Namun, sebelum mereka sempat membicarakan lebih jauh, pintu ruangan terbuka dan seorang pelayan tergesa-gesa masuk. Wajahnya pucat dan tubuhnya gemetar.

“Yang Mulia, ada kabar buruk,” katanya sambil membungkuk. “Pemberontak telah menyusup ke perbatasan Castelon. Mereka menuju ke arah istana.”

Wajah Lyana menegang seketika. “Bagaimana bisa mereka begitu dekat? Pasukan Almarik seharusnya menjaga perbatasan.”

Valerian mengerutkan kening. “Ini lebih cepat dari yang kita perkirakan. Kita harus mempercepat rencana kita.”

Lyana bangkit dari kursinya dengan anggun namun tegas. “Siapkan semua. Malam ini, Almarik akan jatuh, dan pemberontak itu akan menemukan istana dalam kendali kita.”

Namun, di dalam hati, Lyana merasa ada sesuatu yang salah. Pemberontak terlalu cepat. Dia merasakan bayangan ancaman yang lebih besar dari sekadar pasukan pemberontak biasa.

Rakyat yang Bangkit dari Keterpurukan

Di luar tembok istana, kondisi rakyat semakin memburuk. Di tengah kekacauan yang melanda kota, suara pemberontakan mulai terdengar di setiap sudut. Rakyat yang selama ini hidup dalam ketakutan mulai kehilangan rasa takut mereka, digantikan oleh kemarahan yang telah lama terpendam.

Karina dan Mikal, yang sebelumnya ragu untuk melarikan diri, kini berada di tengah kerumunan yang semakin besar. Mereka berkumpul di alun-alun kota di mana sebuah api besar dinyalakan, simbol perlawanan mereka terhadap kekuasaan Almarik.

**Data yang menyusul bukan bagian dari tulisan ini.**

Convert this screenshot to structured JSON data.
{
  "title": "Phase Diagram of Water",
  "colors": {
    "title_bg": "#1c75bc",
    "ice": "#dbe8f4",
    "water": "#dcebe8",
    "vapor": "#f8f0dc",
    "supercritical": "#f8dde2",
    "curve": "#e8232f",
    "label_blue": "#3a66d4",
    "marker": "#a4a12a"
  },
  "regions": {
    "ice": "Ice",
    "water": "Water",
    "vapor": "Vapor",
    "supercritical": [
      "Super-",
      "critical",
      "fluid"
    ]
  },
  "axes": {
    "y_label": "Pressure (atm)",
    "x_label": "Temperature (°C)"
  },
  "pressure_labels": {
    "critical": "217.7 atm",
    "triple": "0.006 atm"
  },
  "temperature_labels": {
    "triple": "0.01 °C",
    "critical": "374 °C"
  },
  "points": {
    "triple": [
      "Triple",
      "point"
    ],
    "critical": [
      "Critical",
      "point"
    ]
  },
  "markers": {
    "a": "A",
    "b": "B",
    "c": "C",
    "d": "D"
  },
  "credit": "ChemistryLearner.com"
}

“Kita tidak bisa terus hidup di bawah penindasan ini!” teriak seorang pria tua dari depan kerumunan. “Almarik telah menghancurkan hidup kita, dan jika kita tidak bertindak sekarang, kita semua akan mati dalam penderitaan!”

Sorakan keras menggema di antara rakyat jelata, termasuk Karina dan Mikal. Mikal, yang sebelumnya pesimis, kini merasa semangat pemberontakan mulai membakar dalam dirinya.

“Ini saatnya,” katanya kepada Karina. “Kita tidak bisa hanya menunggu nasib. Kita harus berjuang.”

Karina menggenggam tangan suaminya, merasakan hal yang sama. “Benar. Ini adalah kesempatan kita untuk mengubah segalanya.”

Namun, di antara sorakan dan semangat perlawanan, bayangan tentara Almarik muncul di ujung jalan. Mereka datang dengan wajah dingin, siap meredam pemberontakan ini dengan kekerasan.

Mikal melihat ke arah tentara itu dan kemudian menoleh ke Karina. “Kita harus pergi sekarang, atau kita akan mati di sini.”

Tapi Karina tetap berdiri tegak. “Tidak. Aku tidak akan lari lagi. Kita harus melawan.”

Sorakan perlawanan semakin membesar saat tentara mendekat. Api pemberontakan telah menyala, dan tidak ada yang bisa menghentikannya.